Александр Володин
Иной раз для того, чтобы понять писателя, достаточно побывать у него дома. Посмотреть, как расставлена мебель, где он работает, где отдыхает, ходят ли домочадцы на цыпочках в то время, когда он пишет, или же вокруг кружит скандал, в воздухе летают разной тяжести предметы, а он, не обращая внимания ни на что, творит «нетленку».
Однажды Владимир Меклер пришел домой к Александру Володину поснимать его в неофициальной обстановке.
— Где вы обычно пишете? — спросил фотограф, машинально просчитывая, хватит ли света для полноценной съемки. Хотелось сделать портрет писателя за работой, так, как это происходит на самом деле, а не как придумает чудак-фотограф.
— Да вот тут, на диванчике и...
— А как?
— На левом боку, лежа, — пояснил Александр Моисеевич и с готовностью улегся.
— А почему именно так?
Оказалось, что Володин воевал и с войны у него в теле остался осколок, который не позволял хотя бы не много сменить позу. Из-за неподвижного положения тело постоянно ныло, но это было еще не страшно. Хуже, если о себе напоминал опасный трофей. Боль от неправильного движения, боль от лежания без движения…
— Володин вообще был невероятно чувствительным и восприимчивым человеком, — рассказывает Владимир Меклер, — что бы ни случилось, он все проводил через себя, невероятно переживал неуспех, непонимание, переживал за друзей и за совершенно незнакомых людей. Все — через боль.

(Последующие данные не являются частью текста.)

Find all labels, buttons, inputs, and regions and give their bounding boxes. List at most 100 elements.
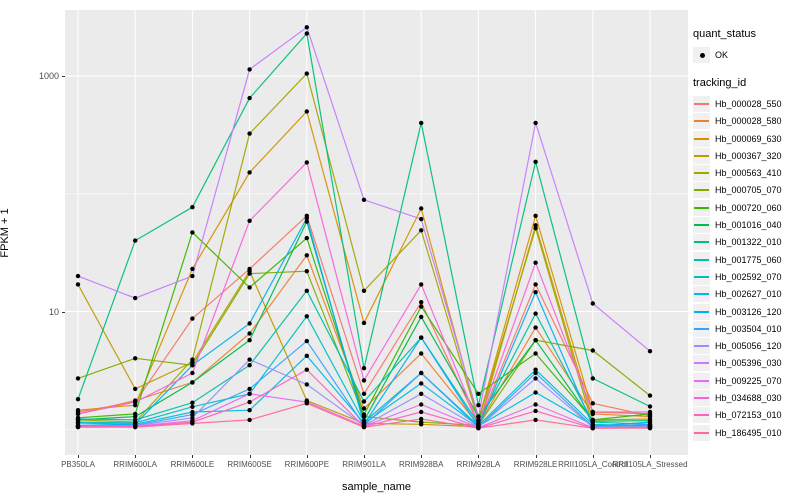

Должно быть, потому он и пил, чтобы хоть ненадолго притупить эту боль.
Одной крови
— Как вы находили общий язык с хищниками? Всегда почему-то думалось, что утверждение «Мы с тобой одной крови» звери предпочитают проверять на вкус, — пристаю я с расспросами к Борису Федоровичу*.
— Очень просто. Для того чтобы поладить с хищником, неважно лев это, тигр или собака, с ним нужно поваляться по полу. Очень просто!
— Действительно просто, — картинно представила себе, как буду валяться рядом, скажем, с волчицей… м-да.
Мир со стертыми гранями
Должно быть, от сидения за компьютером начало портиться зрение. Кто-то говорил, что с годами появится дальнозоркость. Но дальнозоркость пока еще не дает о себе знать, зато близорукость…
Мой мир — мир с нечеткими контурами и полустертыми границами – постепенно исчезает, погружаясь в туман.
Решила поправить положение, купила линзы. И тут же разочарование. Лица близких мне людей все прочерчены, прорезаны морщинками, на любимых шторах пятна, на улицах мусор, на стенах подонковатые надписи.
Вынула линзы — чудо. Вновь нежные краски. Вместо метро — подземный дворец, взамен неухоженного парка — королевский лес. А люди, вы бы видели людей! Их лица! Какие это красивые вдохновленные лица. Какие благородные и прекрасные!
Никогда больше не воспользуюсь линзами. К чему мне этот чужой, злой, некрасивый мир со всеми его омерзительными подробностями?
Улица имени меня
В советское время полярные летчики были фигурами культовыми, их именами прижизненно называли улицы. В честь полярного летчика Валентина Ивановича Аккуратова в Питере тоже есть улица, недалеко от станции метро «Удельная». То есть сейчас там построили метро. А тогда это была жуткая окраина города, добираться туда было очень далеко и неудобно.
Когда Аккуратов приезжал в город, он традиционно звонил Балабухе, и тогда же звучала историческая фраза: «Поехали на улицу имени меня».
«Мы отправлялись туда, отмечали встречу в одной и той же пивнушке и возвращались обратно, — рассказывает Андрей Дмитриевич. — Неважно, что приходилось тащиться через весь город. Главное, ритуал был соблюден».
«Поехали на улицу имени меня» — это было красиво!!!
*Сергеев Борис Федорович. Родился в 1934 г. Окончил 1-й Ленинградский медицинский институт им. академика И.П. Павлова. Доктор биологических наук. Писатель.